Even in the same locality the members of a species vary more or less, no two being exactly alike. The name variety is applied to any sort of variation which can be recognized. Usually varieties not having definite geographical range receive no scientific name. When forms in different geographical areas are found to intergrade or mix with one another they are known as subspecies, the one first named being regarded as the original species. When they do not intergrade · they are called distinct species. The subspecies differ from the species in degree only. When the range of a species is crossed by an impassable barrier, the subspecies on either side of the barrier usually becomes in time a distinct species. Thus distinct species are said to be produced through isolation. The plates which follow may serve as illustrations of species and subspecies thus formed.

CHAPTER III

THE SIMPLEST ANIMALS OR PROTOZOA

21. Single-celled and many-celled animals. In almost every portion of the globe there are multitudes of animals whose body consists of but a single cell; while those forms more familiar to us, and usually of comparatively large size and higher development, such as sponges, insects, fishes, birds, and man himself, are composed of a multitude of cells. For this reason the animal kingdom has been divided into two great subdivisions, the Protozoa including all unicellular forms and the Metazoa embracing those of many cells.

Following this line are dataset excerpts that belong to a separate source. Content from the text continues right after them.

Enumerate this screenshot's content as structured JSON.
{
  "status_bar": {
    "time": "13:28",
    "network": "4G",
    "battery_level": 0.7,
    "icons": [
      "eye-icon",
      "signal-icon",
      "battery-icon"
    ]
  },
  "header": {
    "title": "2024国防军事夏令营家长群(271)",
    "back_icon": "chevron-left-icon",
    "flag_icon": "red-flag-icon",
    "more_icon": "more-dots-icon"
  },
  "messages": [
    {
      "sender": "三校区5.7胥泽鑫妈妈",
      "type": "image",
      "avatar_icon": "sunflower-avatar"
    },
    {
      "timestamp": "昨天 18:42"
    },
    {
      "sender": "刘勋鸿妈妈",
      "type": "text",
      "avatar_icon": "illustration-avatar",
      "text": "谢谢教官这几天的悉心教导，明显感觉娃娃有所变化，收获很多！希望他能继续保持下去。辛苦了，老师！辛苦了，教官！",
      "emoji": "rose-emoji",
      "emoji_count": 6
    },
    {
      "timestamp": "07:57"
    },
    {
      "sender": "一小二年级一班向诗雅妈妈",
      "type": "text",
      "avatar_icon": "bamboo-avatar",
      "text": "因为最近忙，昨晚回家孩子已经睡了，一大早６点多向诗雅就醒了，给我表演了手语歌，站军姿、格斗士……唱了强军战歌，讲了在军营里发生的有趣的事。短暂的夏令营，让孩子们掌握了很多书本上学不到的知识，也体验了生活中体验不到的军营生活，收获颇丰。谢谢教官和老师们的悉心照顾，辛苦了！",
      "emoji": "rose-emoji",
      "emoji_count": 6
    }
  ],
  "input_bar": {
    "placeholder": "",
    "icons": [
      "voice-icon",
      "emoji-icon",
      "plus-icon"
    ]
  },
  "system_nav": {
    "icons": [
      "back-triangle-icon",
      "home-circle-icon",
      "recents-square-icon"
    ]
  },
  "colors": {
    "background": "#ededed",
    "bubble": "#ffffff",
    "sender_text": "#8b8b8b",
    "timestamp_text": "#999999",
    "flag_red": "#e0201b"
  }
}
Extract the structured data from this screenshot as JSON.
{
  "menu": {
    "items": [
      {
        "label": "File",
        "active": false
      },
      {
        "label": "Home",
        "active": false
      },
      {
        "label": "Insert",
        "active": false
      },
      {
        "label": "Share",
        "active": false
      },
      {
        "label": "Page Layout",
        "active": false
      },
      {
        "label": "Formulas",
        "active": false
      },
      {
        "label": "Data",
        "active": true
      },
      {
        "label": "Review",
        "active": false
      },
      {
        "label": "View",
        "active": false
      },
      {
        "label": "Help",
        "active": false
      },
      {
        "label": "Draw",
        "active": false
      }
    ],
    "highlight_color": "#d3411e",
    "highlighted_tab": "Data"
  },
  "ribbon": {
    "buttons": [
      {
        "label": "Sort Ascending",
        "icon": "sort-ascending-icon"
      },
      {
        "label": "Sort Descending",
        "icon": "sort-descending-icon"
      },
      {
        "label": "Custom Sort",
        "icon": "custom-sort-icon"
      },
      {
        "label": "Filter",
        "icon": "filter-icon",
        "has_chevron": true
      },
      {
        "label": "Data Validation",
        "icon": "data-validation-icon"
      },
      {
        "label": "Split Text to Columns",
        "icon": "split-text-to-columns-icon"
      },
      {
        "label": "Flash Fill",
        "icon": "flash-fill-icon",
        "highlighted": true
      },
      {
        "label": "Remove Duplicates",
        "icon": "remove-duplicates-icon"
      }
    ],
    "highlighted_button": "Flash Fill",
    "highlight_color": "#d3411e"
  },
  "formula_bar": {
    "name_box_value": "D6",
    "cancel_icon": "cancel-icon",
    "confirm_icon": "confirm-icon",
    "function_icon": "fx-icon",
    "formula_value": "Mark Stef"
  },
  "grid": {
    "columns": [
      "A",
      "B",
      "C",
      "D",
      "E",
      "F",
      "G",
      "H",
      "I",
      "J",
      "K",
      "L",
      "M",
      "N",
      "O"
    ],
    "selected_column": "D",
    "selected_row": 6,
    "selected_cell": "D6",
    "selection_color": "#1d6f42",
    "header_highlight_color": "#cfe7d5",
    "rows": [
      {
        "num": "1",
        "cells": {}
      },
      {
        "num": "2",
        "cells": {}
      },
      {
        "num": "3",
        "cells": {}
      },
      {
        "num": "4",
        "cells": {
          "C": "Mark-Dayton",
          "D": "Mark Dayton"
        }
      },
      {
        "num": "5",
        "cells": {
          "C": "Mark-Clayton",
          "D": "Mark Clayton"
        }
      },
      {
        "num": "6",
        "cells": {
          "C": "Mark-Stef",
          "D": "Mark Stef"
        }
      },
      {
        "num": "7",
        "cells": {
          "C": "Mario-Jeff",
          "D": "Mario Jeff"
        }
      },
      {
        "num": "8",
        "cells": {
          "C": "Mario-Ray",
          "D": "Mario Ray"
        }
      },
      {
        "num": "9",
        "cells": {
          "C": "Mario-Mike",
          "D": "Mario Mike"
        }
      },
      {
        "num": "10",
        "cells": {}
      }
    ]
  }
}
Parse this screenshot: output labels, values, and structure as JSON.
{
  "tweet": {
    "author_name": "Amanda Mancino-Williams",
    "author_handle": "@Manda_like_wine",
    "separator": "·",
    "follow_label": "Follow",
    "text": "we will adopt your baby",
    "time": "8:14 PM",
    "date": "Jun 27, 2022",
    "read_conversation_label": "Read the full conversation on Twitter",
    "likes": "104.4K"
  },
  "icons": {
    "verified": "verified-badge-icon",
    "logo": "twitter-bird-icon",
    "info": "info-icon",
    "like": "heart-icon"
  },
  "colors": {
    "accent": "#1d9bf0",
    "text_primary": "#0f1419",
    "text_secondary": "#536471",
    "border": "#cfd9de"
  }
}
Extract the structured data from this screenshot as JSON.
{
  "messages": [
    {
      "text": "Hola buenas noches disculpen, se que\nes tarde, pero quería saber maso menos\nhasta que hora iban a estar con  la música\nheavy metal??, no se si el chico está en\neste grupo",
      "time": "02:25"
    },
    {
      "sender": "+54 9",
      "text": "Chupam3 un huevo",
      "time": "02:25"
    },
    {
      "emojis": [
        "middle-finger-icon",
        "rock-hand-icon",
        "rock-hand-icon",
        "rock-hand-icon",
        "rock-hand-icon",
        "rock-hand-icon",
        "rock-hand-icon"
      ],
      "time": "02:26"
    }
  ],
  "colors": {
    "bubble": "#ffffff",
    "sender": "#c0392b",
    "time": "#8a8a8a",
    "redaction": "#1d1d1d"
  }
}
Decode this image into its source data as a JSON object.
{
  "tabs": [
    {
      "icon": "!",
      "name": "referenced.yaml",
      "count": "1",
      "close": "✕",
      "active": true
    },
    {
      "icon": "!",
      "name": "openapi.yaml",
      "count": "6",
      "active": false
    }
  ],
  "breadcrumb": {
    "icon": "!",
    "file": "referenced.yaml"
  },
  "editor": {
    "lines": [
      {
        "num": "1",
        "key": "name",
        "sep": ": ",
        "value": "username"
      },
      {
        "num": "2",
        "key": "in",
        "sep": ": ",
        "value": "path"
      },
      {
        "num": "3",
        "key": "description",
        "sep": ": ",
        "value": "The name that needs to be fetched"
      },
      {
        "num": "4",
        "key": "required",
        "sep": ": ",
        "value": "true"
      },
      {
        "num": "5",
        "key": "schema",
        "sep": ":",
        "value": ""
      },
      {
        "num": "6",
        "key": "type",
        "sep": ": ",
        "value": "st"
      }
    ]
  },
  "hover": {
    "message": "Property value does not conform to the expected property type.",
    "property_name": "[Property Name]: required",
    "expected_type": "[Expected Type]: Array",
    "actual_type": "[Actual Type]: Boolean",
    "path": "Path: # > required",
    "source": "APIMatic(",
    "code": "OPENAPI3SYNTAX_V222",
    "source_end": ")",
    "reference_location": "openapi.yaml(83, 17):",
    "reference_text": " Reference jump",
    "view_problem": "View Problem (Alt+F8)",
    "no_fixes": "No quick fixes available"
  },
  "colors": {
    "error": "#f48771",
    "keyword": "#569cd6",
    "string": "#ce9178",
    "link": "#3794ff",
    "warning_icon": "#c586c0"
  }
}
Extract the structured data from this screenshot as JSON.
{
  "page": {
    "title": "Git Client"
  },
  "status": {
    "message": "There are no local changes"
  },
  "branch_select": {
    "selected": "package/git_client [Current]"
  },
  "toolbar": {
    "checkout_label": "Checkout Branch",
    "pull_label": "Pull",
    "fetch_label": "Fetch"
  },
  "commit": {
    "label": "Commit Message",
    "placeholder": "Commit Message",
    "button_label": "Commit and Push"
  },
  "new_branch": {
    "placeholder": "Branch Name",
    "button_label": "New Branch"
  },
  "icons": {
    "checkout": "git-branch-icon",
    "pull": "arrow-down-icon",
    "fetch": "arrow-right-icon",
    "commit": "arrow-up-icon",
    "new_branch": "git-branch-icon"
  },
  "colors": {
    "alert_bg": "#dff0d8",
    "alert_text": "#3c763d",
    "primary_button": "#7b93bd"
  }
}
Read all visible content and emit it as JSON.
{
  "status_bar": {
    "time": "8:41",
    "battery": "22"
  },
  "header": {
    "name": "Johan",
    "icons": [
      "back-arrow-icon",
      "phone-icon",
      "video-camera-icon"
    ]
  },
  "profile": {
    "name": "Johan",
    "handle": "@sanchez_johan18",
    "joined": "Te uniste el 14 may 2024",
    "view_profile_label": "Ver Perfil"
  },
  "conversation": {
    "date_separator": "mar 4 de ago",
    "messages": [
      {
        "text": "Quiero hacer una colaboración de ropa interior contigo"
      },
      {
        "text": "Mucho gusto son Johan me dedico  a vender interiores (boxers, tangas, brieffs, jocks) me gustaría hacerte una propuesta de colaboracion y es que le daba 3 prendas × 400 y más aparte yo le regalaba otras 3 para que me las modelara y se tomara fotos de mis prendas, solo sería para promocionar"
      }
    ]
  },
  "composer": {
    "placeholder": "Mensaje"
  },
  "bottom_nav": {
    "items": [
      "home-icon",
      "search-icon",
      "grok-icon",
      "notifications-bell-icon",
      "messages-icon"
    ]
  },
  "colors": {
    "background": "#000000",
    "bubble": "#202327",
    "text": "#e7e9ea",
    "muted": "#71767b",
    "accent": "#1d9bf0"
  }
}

22. Single-celled animals.—The division of the Protozoa comprises a host of animals, usually of microscopic size, inhabiting fresh or salt water or damp localities on land in nearly every portion of the globe. The greater number wage their little, though fierce, wars on one another without attracting much attention; others, in the sharp struggle, have been compelled to live upon or within the bodies of other animals, and many have become notorious because of the diseases they produce under such circumstances. A few are in large measure responsible for the phosphorescence of the sea; and still others have long been favorite objects of study because of their marvelous beauty. Adapted for living under diverse conditions, the bodily form differs greatly, and yet all conform to three or four principal types, of which we may gain a good idea from the study of a few representative forms.